Washington: A highly sensitive new test may soon enable quicker diagnosis of heart attack than is currently possible, a new study has suggested.
One of the most common reasons patients seek care in an emergency department is for acute chest pain.
“Early identification of individuals at high and intermediate risk for myocardial ischemia [insufficient blood flow to the heart muscle] is crucial because they benefit the most from early and aggressive treatment,” the researchers said.
“According to international consensus and task force definitions of myocardial infarction [(MI; heart attack], the diagnosis of MI is based mainly on an elevated cardiac troponin level exceeding the 99th percentile and demonstrating an increase or decrease over time,” they added.
Highly sensitive troponin assays have been developed recently that reliably assess troponin levels in more than 50 percent of the general population.
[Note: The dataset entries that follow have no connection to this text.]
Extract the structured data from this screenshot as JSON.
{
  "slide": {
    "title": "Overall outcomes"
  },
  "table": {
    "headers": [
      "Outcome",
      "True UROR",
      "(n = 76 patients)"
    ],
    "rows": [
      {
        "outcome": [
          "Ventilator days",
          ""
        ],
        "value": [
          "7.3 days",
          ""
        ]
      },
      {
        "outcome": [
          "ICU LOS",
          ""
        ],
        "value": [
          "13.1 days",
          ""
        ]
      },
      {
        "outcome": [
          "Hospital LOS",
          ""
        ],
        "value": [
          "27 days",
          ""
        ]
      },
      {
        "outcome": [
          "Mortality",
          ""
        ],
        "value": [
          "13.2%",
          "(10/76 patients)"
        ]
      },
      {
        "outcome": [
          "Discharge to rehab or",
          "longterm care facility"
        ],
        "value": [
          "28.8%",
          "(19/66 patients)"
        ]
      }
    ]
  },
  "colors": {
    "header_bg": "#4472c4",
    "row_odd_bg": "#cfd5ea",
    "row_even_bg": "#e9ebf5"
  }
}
“The reliable detection of very low troponin concentrations using these new highly sensitive assays in the acute setting might pose a challenge in everyday clinical practice,” they said.
Till Keller, M.D., of the University Heart Center Hamburg, Germany, and colleagues evaluated the diagnostic performance of the newly developed highly sensitive troponin I (hsTnI) assay compared with a contemporary troponin I (cTnI) assay and their serial changes in the diagnosis of heart attack.
The study included a total of 1,818 patients with suspected acute coronary syndrome (condition such as heart attack or angina) who were enrolled at chest pain units in Germany from 2007 to 2008. Twelve biomarkers including hsTnI and cTnI were measured on admission and after 3 and 6 hours.
Of the patients in the study, 413 (22.7 percent) had a final discharge diagnosis of acute MI. For discrimination of acute MI, both hsTnI and cTnI were superior to the other evaluated diagnostic biomarkers.
Using the 99th percentile cutoff, hsTnI on admission had a sensitivity of 82.3 percent and negative predictive value (NPV) of 94.7 percent; hsTnI determined after 3 hours had a sensitivity of 98.2 percent with NPV of 99.4 percent.
Compared with hsTnI, the cTnI assay (using the 99th percentile as cutoff) had comparable sensitivity and NPV: 79.4 percent sensitivity and 94.0 percent NPV on admission, and 98.2 percent sensitivity and 99.4 percent NPV after 3 hours.
The study has been recently published in JAMA.